Cabinet d’arts graphiques des MAH, Genève © Successió Miró / 2016, ProLitteris, Zurich
Un petit tour par la rue François-Le-Fort et revoilà la silhouette de la maison-mère. En haut des marches, la promesse de Châteaux forts et chevaliers. Genève et la Savoie au XIVe siècle rappelle la performance sportive en 2013 d’un chercheur de l’Université de Genève qui avait pris le départ de la course en armure de plates, démontrant ainsi la capacité des chevaliers à se mouvoir facilement malgré leur lourde panoplie.
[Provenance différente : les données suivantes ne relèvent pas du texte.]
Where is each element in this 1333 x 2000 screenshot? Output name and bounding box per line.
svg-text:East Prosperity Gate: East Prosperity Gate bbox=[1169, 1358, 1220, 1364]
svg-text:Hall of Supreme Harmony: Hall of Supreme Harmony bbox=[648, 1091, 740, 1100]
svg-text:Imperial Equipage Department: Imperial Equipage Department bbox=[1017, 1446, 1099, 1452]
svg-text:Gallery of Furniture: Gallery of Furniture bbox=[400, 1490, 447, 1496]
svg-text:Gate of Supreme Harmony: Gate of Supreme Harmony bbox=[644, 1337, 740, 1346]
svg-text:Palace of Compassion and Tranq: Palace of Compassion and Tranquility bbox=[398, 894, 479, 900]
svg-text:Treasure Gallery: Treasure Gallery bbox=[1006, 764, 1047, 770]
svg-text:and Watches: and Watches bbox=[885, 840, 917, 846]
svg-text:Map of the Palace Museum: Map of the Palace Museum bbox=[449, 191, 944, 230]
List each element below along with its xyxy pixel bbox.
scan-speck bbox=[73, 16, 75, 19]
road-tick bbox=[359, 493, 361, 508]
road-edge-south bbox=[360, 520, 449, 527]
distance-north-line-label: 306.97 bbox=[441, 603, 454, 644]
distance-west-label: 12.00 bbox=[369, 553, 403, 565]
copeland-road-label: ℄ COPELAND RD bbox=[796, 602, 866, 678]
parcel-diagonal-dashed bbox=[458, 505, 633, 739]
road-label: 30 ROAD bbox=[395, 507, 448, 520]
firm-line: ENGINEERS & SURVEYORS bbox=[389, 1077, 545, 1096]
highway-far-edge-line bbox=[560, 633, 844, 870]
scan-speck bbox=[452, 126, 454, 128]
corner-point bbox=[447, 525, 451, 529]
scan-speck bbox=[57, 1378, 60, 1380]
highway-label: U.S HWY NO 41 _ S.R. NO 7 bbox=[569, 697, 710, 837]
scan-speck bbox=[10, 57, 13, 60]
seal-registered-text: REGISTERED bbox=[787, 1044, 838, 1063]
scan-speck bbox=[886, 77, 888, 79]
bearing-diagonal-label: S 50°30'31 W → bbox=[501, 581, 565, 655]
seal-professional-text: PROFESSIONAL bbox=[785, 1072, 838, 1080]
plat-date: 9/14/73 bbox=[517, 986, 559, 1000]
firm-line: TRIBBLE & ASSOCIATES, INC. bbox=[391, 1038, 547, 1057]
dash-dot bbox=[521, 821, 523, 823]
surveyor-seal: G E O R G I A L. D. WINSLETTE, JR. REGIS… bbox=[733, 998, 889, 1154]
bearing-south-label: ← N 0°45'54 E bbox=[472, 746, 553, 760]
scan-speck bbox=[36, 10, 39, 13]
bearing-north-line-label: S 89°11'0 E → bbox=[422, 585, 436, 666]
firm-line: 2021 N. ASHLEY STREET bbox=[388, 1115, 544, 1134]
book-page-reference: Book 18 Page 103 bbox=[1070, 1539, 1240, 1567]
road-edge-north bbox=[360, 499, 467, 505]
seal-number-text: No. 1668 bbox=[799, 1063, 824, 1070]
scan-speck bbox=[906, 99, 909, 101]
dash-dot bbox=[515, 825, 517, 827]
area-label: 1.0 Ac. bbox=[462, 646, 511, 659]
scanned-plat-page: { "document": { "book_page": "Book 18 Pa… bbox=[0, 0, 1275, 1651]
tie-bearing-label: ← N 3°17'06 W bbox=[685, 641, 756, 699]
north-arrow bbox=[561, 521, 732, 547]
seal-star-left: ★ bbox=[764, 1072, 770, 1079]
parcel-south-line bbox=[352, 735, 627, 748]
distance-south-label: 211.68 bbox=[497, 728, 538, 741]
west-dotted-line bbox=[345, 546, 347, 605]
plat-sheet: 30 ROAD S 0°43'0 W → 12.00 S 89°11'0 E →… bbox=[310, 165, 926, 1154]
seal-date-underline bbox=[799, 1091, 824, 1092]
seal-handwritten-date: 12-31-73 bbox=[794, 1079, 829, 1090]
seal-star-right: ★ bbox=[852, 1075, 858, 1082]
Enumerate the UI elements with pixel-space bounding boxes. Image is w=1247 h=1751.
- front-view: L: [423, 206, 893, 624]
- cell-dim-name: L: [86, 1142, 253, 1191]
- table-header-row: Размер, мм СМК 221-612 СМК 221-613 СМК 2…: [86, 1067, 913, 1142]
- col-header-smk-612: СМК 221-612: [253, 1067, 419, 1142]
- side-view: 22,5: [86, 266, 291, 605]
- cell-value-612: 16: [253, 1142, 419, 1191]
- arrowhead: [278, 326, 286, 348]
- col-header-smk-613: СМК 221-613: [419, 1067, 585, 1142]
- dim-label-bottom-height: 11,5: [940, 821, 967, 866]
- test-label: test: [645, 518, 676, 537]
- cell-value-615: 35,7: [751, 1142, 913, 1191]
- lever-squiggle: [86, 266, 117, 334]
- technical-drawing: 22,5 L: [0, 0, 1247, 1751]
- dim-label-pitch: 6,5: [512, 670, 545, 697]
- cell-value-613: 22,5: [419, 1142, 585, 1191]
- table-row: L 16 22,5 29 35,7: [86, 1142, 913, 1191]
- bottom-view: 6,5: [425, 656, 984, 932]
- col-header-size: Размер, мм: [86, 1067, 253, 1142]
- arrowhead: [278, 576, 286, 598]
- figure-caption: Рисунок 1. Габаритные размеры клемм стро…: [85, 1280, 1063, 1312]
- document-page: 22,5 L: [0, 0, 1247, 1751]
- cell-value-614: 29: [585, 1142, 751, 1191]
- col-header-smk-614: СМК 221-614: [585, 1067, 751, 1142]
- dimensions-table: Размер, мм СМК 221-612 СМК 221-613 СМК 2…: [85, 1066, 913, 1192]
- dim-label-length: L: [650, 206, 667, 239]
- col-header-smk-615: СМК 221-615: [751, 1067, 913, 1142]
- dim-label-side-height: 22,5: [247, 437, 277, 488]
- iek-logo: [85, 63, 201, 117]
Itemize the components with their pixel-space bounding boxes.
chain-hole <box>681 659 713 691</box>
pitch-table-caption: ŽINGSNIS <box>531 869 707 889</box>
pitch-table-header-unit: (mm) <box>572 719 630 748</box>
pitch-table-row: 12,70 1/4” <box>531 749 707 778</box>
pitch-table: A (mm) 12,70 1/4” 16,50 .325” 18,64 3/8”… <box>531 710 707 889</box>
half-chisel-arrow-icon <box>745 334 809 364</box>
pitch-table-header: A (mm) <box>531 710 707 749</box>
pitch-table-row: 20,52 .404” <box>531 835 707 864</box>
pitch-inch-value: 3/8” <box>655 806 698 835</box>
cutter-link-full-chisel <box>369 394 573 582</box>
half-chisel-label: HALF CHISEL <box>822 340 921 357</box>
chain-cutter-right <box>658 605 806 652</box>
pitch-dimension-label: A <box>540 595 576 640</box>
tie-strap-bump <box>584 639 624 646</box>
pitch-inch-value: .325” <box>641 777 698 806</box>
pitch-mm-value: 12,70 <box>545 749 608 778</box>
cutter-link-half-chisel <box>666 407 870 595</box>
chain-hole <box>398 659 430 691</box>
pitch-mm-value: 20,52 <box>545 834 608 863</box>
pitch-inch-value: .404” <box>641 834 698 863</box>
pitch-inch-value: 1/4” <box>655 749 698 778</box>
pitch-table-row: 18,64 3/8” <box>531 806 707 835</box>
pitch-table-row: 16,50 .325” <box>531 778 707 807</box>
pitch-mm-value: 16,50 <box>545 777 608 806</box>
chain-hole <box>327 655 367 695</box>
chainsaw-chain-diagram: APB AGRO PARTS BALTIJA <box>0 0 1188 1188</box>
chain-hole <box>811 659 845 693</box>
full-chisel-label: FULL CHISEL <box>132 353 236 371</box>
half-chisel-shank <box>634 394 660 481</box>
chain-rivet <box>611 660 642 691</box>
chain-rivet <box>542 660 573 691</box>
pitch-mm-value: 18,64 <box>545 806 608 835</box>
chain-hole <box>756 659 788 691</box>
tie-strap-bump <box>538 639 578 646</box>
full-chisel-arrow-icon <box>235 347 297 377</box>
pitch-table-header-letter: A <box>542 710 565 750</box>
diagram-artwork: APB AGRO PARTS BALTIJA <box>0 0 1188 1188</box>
Pour l’heure, il n’est pas question de rééditer ce fol exploit et de finir dans le décor… du château de Cruet. L’exposition vous attendant jusqu’au 19 février 2017, on pense d’abord à son souffle, à ses pieds – grecs, romains ou égyptiens, peu importe – et à finir la course! Pour le cheval et l’épée, on verra après. Demain peut-être?

Au public à l’enthousiasme débordant du Bourg-de-Four, succèdent les sourires béats et les yeux écarquillés des mascarons de la Maison Tavel. Supporters de molasse contenus, ces visages anonymes ornant la façade de la plus vieille demeure de Genève regardent du coin de l’œil chaque édition de la Course de l’Escalade débouler sur la rue du Puits-Saint-Pierre. C’est dans les combles de cette ancienne maison forte, après avoir gravi trois volées d’escaliers plus pentus les uns que les autres – un bon entraînement en soi –, que les participants les mieux préparés et les plus ambitieux seront venus reconnaître quelques jours plus tôt le tortueux parcours à la lumière du célèbre relief Magnin.
Au Musée Rath, la ligne d’arrivée est proche
Enfin, voilà la Tertasse et les derniers hectomètres. Devant le Musée Rath, courant à s’en faire exploser le foie, les athlètes d’un jour ont soudain le souffle coupé. Une nouvelle exposition temporaire fait frémir: Le Retour des Ténèbres. L’imaginaire gothique depuis Frankenstein. Tous tentent d’échapper alors dans un même élan au chronographe et à la créature née sous la plume de Mary Shelley durant l’été pluvieux de 1816. Par chance, l’horreur touche bientôt à sa fin, le dénouement est proche. Aux ténèbres succède la lumière des spots de la ligne d’arrivée.

©MAH, photo: F. Bevilacqua, inv. MF 0151
Il est alors temps de récupérer son prix. Un verre, un linge-éponge, une tasse bariolée? Qui sait? Peut-être que cette année, comme c’était le cas lors des jeux de l’Antiquité, des amphores à figures noires remplies d’huile récompenseront les coureurs les plus rapides…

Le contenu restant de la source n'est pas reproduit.